I've also been suffering of a Needle Breaking Pox. I exert a little too much pressure on my needle and suddenly it snaps in my fingers. These tiny (3,5 to 4 cm) needles are just a bit too brittle. Luckily I sew with a single thread, which makes changing needles easy.

I might have broken up to four or five needles this month.
Anyway, progress was made! I spent most of my month's quilting efforts on sewing flowers together and finished 29 of these. Each one takes about 20 minutes (with pre-wrapped hexagons and center hex already selected), so you can count the free time this gobbled up.


Click on any image in this post to view a larger size!
I also rummaged around in my basket-of-quilting that's wedged beneath my couch. I found more fabrics. There's two things I want for this quilt:
- No duplicate flowers (but mirror images are allowed)
- As much entropy as possible.
I don't want you to be able to see that this-or-that fabric was added at a later time, because all of a sudden there's a new fabric and it's only in this corner of the quilt. That's also why I have so many paper shapes, I can prepare many flowers before actually having to attach things to the body of the quilt. I can mix them all up as best I can.
And that's why I spent a few hours tracing my honeycomb pattern onto the last few remaining fabrics. Not quite there yet, but above is an impression of what it looks like now. I can cut hexagons off as paper shapes become available again.
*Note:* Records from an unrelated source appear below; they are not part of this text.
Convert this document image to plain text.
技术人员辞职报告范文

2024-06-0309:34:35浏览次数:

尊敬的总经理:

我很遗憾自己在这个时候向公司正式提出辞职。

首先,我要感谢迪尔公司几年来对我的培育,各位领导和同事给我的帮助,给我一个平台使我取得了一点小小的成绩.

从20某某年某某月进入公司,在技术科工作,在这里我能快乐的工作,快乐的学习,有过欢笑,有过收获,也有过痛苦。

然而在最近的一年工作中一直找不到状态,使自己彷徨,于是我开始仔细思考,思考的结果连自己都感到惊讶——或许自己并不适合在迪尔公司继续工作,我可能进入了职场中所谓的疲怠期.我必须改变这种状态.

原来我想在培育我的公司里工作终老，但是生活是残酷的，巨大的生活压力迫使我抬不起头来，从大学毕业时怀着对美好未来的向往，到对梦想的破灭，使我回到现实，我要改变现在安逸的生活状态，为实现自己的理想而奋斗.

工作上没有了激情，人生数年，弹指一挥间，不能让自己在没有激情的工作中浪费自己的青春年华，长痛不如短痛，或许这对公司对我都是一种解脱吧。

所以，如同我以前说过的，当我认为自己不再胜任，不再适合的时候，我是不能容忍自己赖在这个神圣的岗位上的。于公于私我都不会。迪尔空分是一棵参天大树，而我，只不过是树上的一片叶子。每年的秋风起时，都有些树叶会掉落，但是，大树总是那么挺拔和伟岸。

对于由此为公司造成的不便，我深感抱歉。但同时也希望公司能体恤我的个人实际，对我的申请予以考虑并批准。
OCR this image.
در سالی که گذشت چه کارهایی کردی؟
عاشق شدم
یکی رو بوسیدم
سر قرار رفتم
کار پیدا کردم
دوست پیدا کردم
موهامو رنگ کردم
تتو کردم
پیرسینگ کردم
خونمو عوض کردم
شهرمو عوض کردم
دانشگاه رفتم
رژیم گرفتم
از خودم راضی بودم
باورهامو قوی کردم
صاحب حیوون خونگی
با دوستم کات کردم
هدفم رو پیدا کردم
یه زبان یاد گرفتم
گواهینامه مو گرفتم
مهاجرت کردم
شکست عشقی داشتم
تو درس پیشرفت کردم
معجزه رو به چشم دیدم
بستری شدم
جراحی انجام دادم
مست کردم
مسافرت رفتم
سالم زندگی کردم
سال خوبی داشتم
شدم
In other news, Friend-of-my-Boss'-family Katie and her daughters, who will be joining us in Assen, have prepared gift baskets for each of us. This also created some sort of obligation, and Boss Karin decided a shared burden is more fun. She's gifting each girl a mug and asked us to pick out similar gifts of not too much value. I decided, since I wanted to craft one for myself anyway, I'd make each a quilted clamshell pouch *.
I put on a movie last night and started on the first one, using fabrics from my Brown Hexagon Quilt Swap I thought didn't match the project very well. I bought the pattern at Patch & Stitch and traced the plastic shapes from the package onto tracing plastic ("paternoplaat") so I'd never lose the pattern. For these pouches, I made the eye-shaped pattern pieces 1,5 cm smaller.
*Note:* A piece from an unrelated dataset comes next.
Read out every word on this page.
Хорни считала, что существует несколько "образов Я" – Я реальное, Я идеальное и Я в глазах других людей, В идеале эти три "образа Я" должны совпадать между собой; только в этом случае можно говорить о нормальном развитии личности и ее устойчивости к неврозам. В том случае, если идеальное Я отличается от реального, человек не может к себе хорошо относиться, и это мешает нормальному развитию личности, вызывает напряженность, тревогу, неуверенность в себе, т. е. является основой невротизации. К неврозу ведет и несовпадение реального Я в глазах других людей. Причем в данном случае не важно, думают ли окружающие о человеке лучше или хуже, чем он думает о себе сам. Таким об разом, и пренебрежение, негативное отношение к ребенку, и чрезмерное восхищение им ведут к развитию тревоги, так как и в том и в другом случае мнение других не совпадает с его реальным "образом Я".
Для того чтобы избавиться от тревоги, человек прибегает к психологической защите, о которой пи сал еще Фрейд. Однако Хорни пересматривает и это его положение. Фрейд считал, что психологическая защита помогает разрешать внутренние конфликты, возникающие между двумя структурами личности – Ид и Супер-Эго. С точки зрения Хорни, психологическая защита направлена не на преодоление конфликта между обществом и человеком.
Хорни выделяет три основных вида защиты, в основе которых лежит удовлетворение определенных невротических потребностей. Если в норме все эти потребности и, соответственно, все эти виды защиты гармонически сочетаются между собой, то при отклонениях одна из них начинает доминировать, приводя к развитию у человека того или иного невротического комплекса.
This took me between 2 and 2,5 hours to complete. The (cheap HEMA) interfacing is glued onto the tracing plastic eye and cut to size (I used photo glue, after testing a scrap to see if my batting wouldn't dissolve. Cut fabric with 1,5 cm seam allowance and work a running stitch through the seam allowance, crossing over the points. Place batting+plastic inside with batting facing the fabric, gather the running stitch and tie a knot.
Then sew over the plastic, crossing over from side to side, to make sure nothing can move. Cover 3 outside pieces and 3 slightly smaller inside pieces this way. Sew each inside to each outside using a ladder stitch.
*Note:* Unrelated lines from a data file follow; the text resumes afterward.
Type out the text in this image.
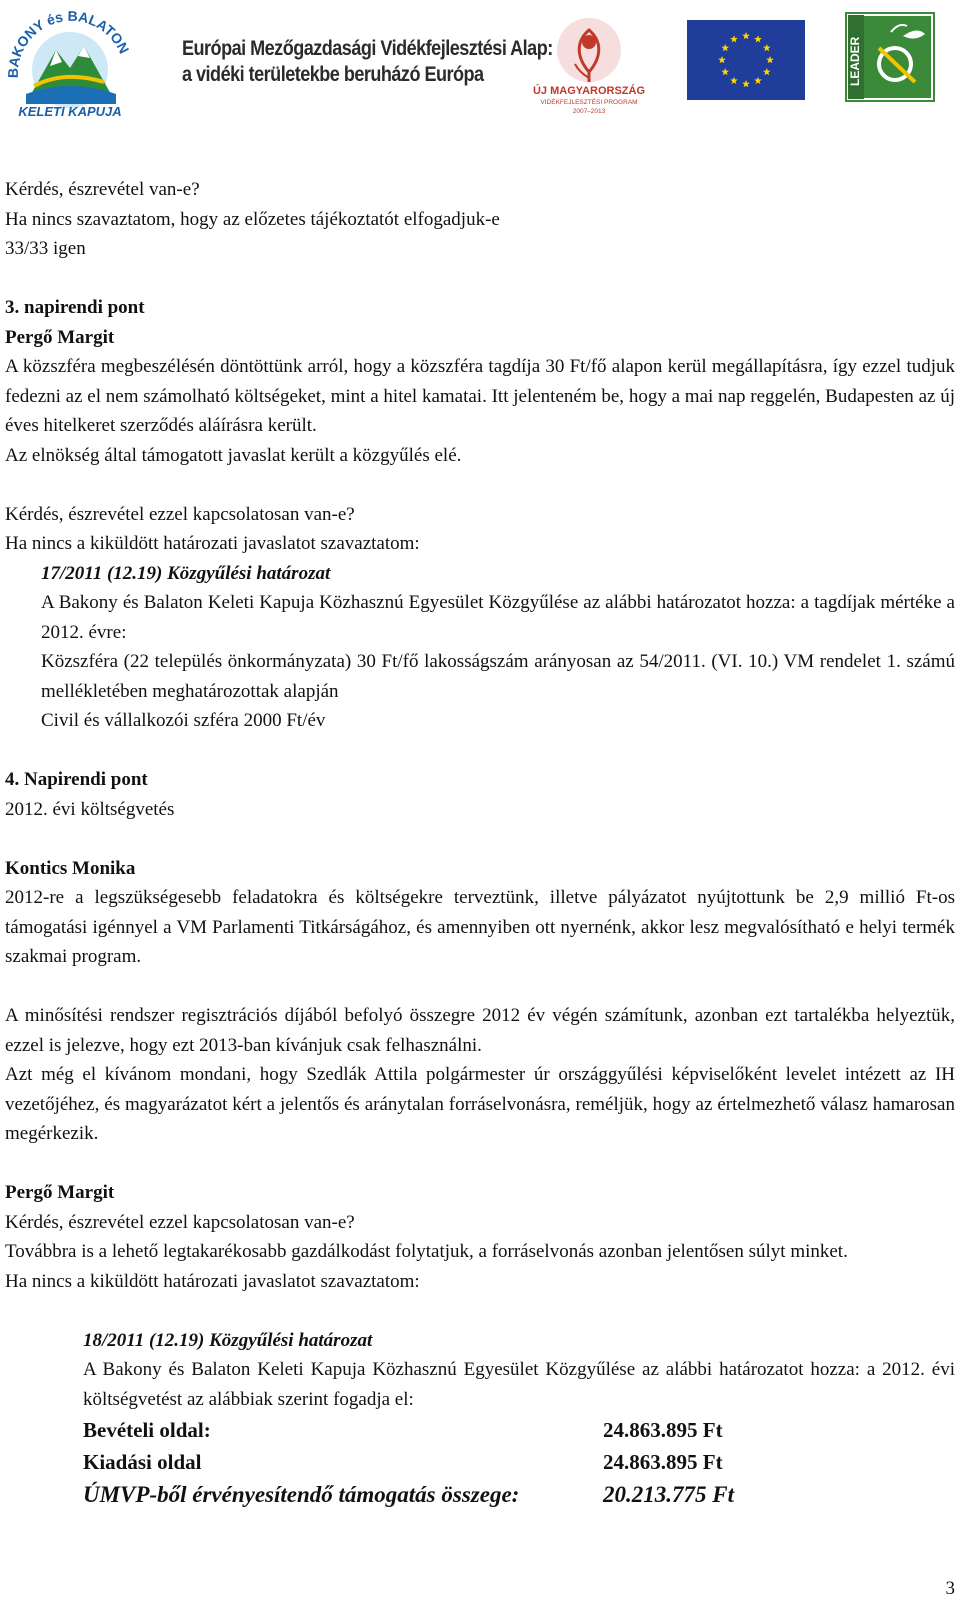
BAKONY és BALATON
KELETI KAPUJA
Európai Mezőgazdasági Vidékfejlesztési Alap:
a vidéki területekbe beruházó Európa
ÚJ MAGYARORSZÁG
VIDÉKFEJLESZTÉSI PROGRAM
2007–2013
LEADER
Kérdés, észrevétel van-e?
Ha nincs szavaztatom, hogy az előzetes tájékoztatót elfogadjuk-e
33/33 igen
3. napirendi pont
Pergő Margit
A közszféra megbeszélésén döntöttünk arról, hogy a közszféra tagdíja 30 Ft/fő alapon kerül megállapításra, így ezzel tudjuk fedezni az el nem számolható költségeket, mint a hitel kamatai. Itt jelenteném be, hogy a mai nap reggelén, Budapesten az új éves hitelkeret szerződés aláírásra került.
Az elnökség által támogatott javaslat került a közgyűlés elé.
Kérdés, észrevétel ezzel kapcsolatosan van-e?
Ha nincs a kiküldött határozati javaslatot szavaztatom:
17/2011 (12.19) Közgyűlési határozat
A Bakony és Balaton Keleti Kapuja Közhasznú Egyesület Közgyűlése az alábbi határozatot hozza: a tagdíjak mértéke a 2012. évre:
Közszféra (22 település önkormányzata) 30 Ft/fő lakosságszám arányosan az 54/2011. (VI. 10.) VM rendelet 1. számú mellékletében meghatározottak alapján
Civil és vállalkozói szféra 2000 Ft/év
4. Napirendi pont
2012. évi költségvetés
Kontics Monika
2012-re a legszükségesebb feladatokra és költségekre terveztünk, illetve pályázatot nyújtottunk be 2,9 millió Ft-os támogatási igénnyel a VM Parlamenti Titkárságához, és amennyiben ott nyernénk, akkor lesz megvalósítható e helyi termék szakmai program.
A minősítési rendszer regisztrációs díjából befolyó összegre 2012 év végén számítunk, azonban ezt tartalékba helyeztük, ezzel is jelezve, hogy ezt 2013-ban kívánjuk csak felhasználni.
Azt még el kívánom mondani, hogy Szedlák Attila polgármester úr országgyűlési képviselőként levelet intézett az IH vezetőjéhez, és magyarázatot kért a jelentős és aránytalan forráselvonásra, reméljük, hogy az értelmezhető válasz hamarosan megérkezik.
Pergő Margit
Kérdés, észrevétel ezzel kapcsolatosan van-e?
Továbbra is a lehető legtakarékosabb gazdálkodást folytatjuk, a forráselvonás azonban jelentősen súlyt minket.
Ha nincs a kiküldött határozati javaslatot szavaztatom:
18/2011 (12.19) Közgyűlési határozat
A Bakony és Balaton Keleti Kapuja Közhasznú Egyesület Közgyűlése az alábbi határozatot hozza: a 2012. évi költségvetést az alábbiak szerint fogadja el:
Bevételi oldal:	24.863.895 Ft
Kiadási oldal	24.863.895 Ft
ÚMVP-ből érvényesítendő támogatás összege:	20.213.775 Ft
3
Sew the lateral pieces to the bottom piece, leaving the top open, wrong sides togheter. And you're done!
Tip: cut the sharp tip off the tracing plastic at either end of the eye-shape or risk damaging your fabric.

-----
*) Technically, it's not quilted, since you can't stitch through all the layers, but those are details I'd like to gloss over.
no subject
Date: 2013-11-01 03:29 pm (UTC)no subject
Date: 2013-11-01 06:28 pm (UTC)no subject
Date: 2013-11-01 04:42 pm (UTC)You probably mentioned it somewhere, but how large do you want to make the flower quilt?
no subject
Date: 2013-11-01 06:29 pm (UTC)I might already have far too much fabric for that, so I'll see how far my fabrics will make it stretch. The main solid colour that goes around the hex flowers is limited, but perhaps I can work around it.